Hathaway was among 19 graduate students from five schools at Duke who received Graduate Student Training Enhancement Grants last spring for training beyond their core disciplines. Her faculty mentor was Jeremy Begbie. She shared this update.
I took my trip to visit Anglican cathedrals with modern art in October. It was immensely helpful; in addition to photo-documenting the cathedrals’ art and architecture, I was able to conduct interviews at four of the cathedrals: Chichester, Winchester, Salisbury and Canterbury. These interviews were with cathedral canons, visual arts advisors and curators, and a theologian in residence who focuses on art in cathedrals. Many of these persons gave me personalized tours of the cathedrals’ art acquisitions, and I was able to ask questions regarding the involvement and reactions of the cathedral congregation, tourists and local communities in response to these acquisitions.
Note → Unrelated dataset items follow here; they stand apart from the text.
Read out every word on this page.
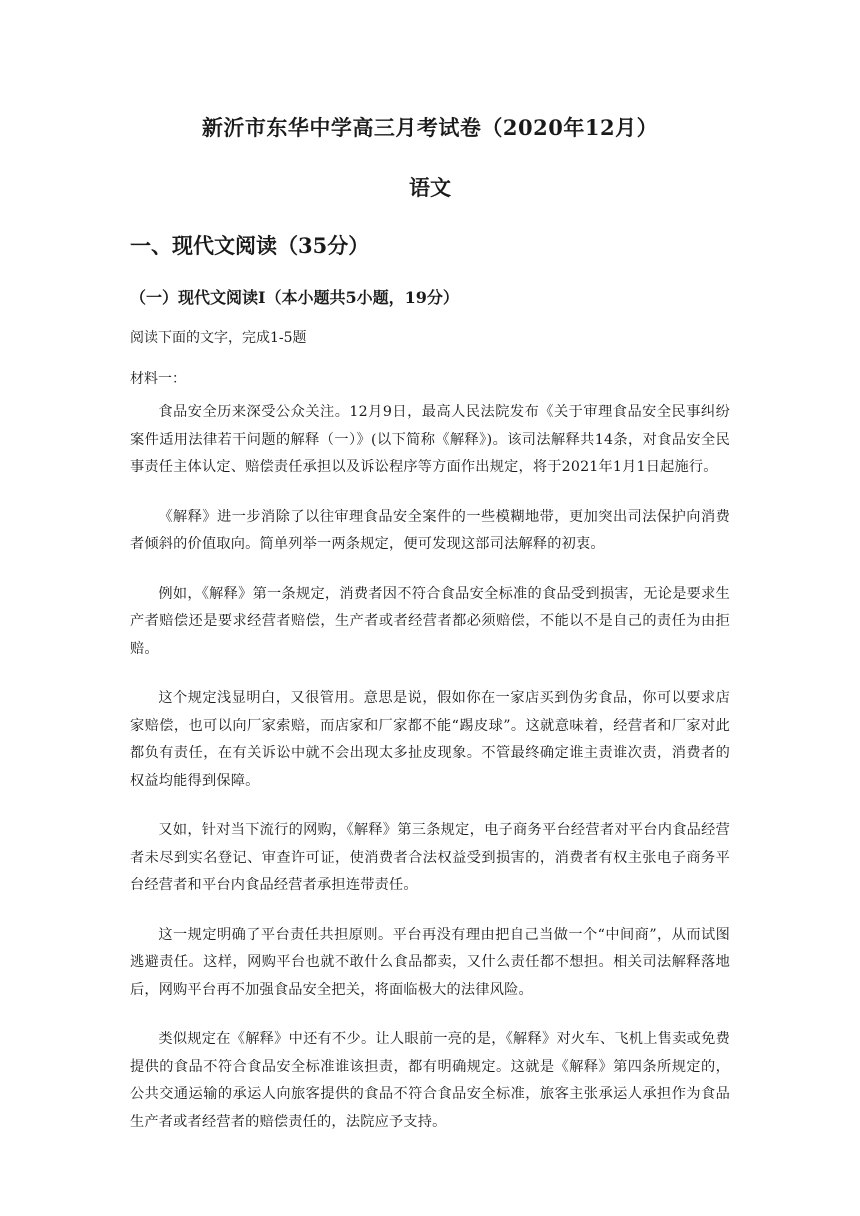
新沂市东华中学高三月考试卷（2020年12月）
语文
一、现代文阅读（35分）
（一）现代文阅读Ⅰ（本小题共5小题，19分）
阅读下面的文字，完成1-5题
材料一：

食品安全历来深受公众关注。12月9日，最高人民法院发布《关于审理食品安全民事纠纷案件适用法律若干问题的解释（一）》(以下简称《解释》)。该司法解释共14条，对食品安全民事责任主体认定、赔偿责任承担以及诉讼程序等方面作出规定，将于2021年1月1日起施行。

《解释》进一步消除了以往审理食品安全案件的一些模糊地带，更加突出司法保护向消费者倾斜的价值取向。简单列举一两条规定，便可发现这部司法解释的初衷。

例如，《解释》第一条规定，消费者因不符合食品安全标准的食品受到损害，无论是要求生产者赔偿还是要求经营者赔偿，生产者或者经营者都必须赔偿，不能以不是自己的责任为由拒赔。

这个规定浅显明白，又很管用。意思是说，假如你在一家店买到伪劣食品，你可以要求店家赔偿，也可以向厂家索赔，而店家和厂家都不能“踢皮球”。这就意味着，经营者和厂家对此都负有责任，在有关诉讼中就不会出现太多扯皮现象。不管最终确定谁主责谁次责，消费者的权益均能得到保障。

又如，针对当下流行的网购，《解释》第三条规定，电子商务平台经营者对平台内食品经营者未尽到实名登记、审查许可证，使消费者合法权益受到损害的，消费者有权主张电子商务平台经营者和平台内食品经营者承担连带责任。

这一规定明确了平台责任共担原则。平台再没有理由把自己当做一个“中间商”，从而试图逃避责任。这样，网购平台也就不敢什么食品都卖，又什么责任都不想担。相关司法解释落地后，网购平台再不加强食品安全把关，将面临极大的法律风险。

类似规定在《解释》中还有不少。让人眼前一亮的是，《解释》对火车、飞机上售卖或免费提供的食品不符合食品安全标准谁该担责，都有明确规定。这就是《解释》第四条所规定的，公共交通运输的承运人向旅客提供的食品不符合食品安全标准，旅客主张承运人承担作为食品生产者或者经营者的赔偿责任的，法院应予支持。
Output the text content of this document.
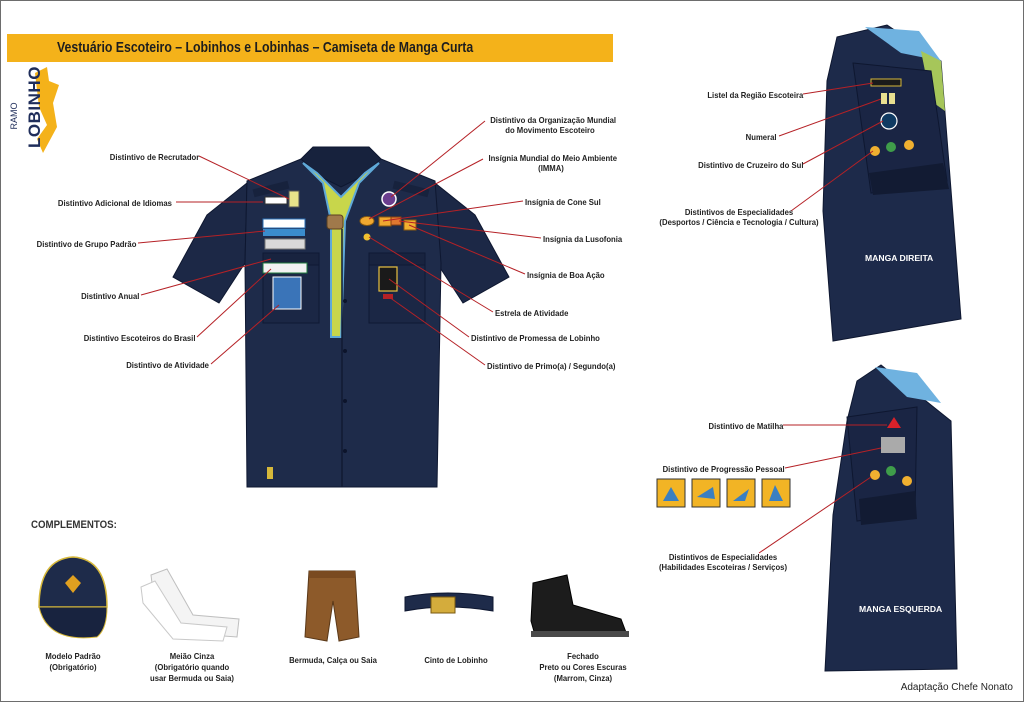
Vestuário Escoteiro – Lobinhos e Lobinhas – Camiseta de Manga Curta
RAMO LOBINHO
Distintivo de Recrutador
Distintivo Adicional de Idiomas
Distintivo de Grupo Padrão
Distintivo Anual
Distintivo Escoteiros do Brasil
Distintivo de Atividade
Distintivo da Organização Mundial
do Movimento Escoteiro
Insígnia Mundial do Meio Ambiente
(IMMA)
Insígnia de Cone Sul
Insígnia da Lusofonia
Insígnia de Boa Ação
Estrela de Atividade
Distintivo de Promessa de Lobinho
Distintivo de Primo(a) / Segundo(a)
Listel da Região Escoteira
Numeral
Distintivo de Cruzeiro do Sul
Distintivos de Especialidades
(Desportos / Ciência e Tecnologia / Cultura)
MANGA DIREITA
Distintivo de Matilha
Distintivo de Progressão Pessoal
Distintivos de Especialidades
(Habilidades Escoteiras / Serviços)
MANGA ESQUERDA
COMPLEMENTOS:
Modelo Padrão
(Obrigatório)
Meião Cinza
(Obrigatório quando
usar Bermuda ou Saia)
Bermuda, Calça ou Saia	Cinto de Lobinho	Fechado
Preto ou Cores Escuras
(Marrom, Cinza)
Adaptação Chefe Nonato
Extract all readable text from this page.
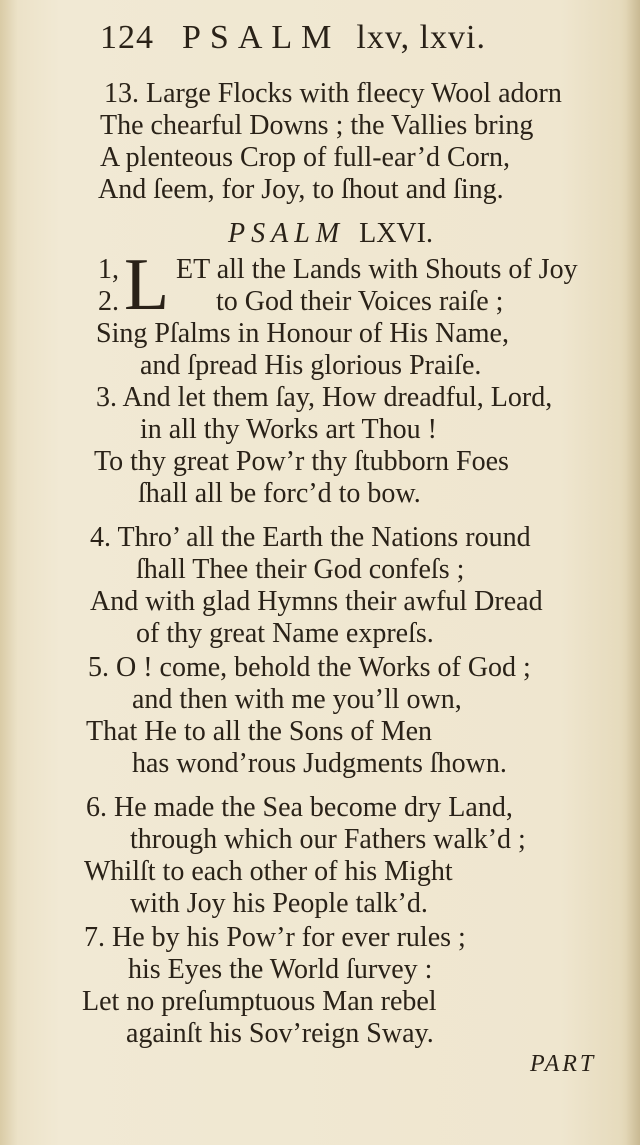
124 PSALM lxv, lxvi.
13. Large Flocks with fleecy Wool adorn
The chearful Downs ; the Vallies bring
A plenteous Crop of full-ear’d Corn,
And ſeem, for Joy, to ſhout and ſing.
PSALM LXVI.
1,
2. L ET all the Lands with Shouts of Joy
to God their Voices raiſe ;
Sing Pſalms in Honour of His Name,
and ſpread His glorious Praiſe.
3. And let them ſay, How dreadful, Lord,
in all thy Works art Thou !
To thy great Pow’r thy ſtubborn Foes
ſhall all be forc’d to bow.
4. Thro’ all the Earth the Nations round
ſhall Thee their God confeſs ;
And with glad Hymns their awful Dread
of thy great Name expreſs.
5. O ! come, behold the Works of God ;
and then with me you’ll own,
That He to all the Sons of Men
has wond’rous Judgments ſhown.
6. He made the Sea become dry Land,
through which our Fathers walk’d ;
Whilſt to each other of his Might
with Joy his People talk’d.
7. He by his Pow’r for ever rules ;
his Eyes the World ſurvey :
Let no preſumptuous Man rebel
againſt his Sov’reign Sway.
PART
I presented a paper last month at the Southeastern Commission for the Study of Religion (SECSOR) based on the interviews and research I did at Salisbury Cathedral. I have two other paper proposals submitted for other academic conferences, also on cathedrals from my trip. I feel like I could spend the next decade researching and unraveling the different threads I uncovered through this experience! I also have a much better sense of my weaknesses—this trip improved my photography skills but I have since learned that I also need to develop new skills in photo editing, which is necessary to correct distortions due to the extreme angles from which one photographs architecture.
This opportunity has strengthened my research and provided new avenues for further exploration.
This internal funding mechanism from the Office of the Vice Provost for Interdisciplinary Studies encourages graduate students to step away from their core research and training to acquire additional skills, knowledge or co-curricular experiences that will give them new perspectives on their research agendas. Graduate Student Training Enhancement Grants are intended to deepen preparation for academic positions and other career trajectories.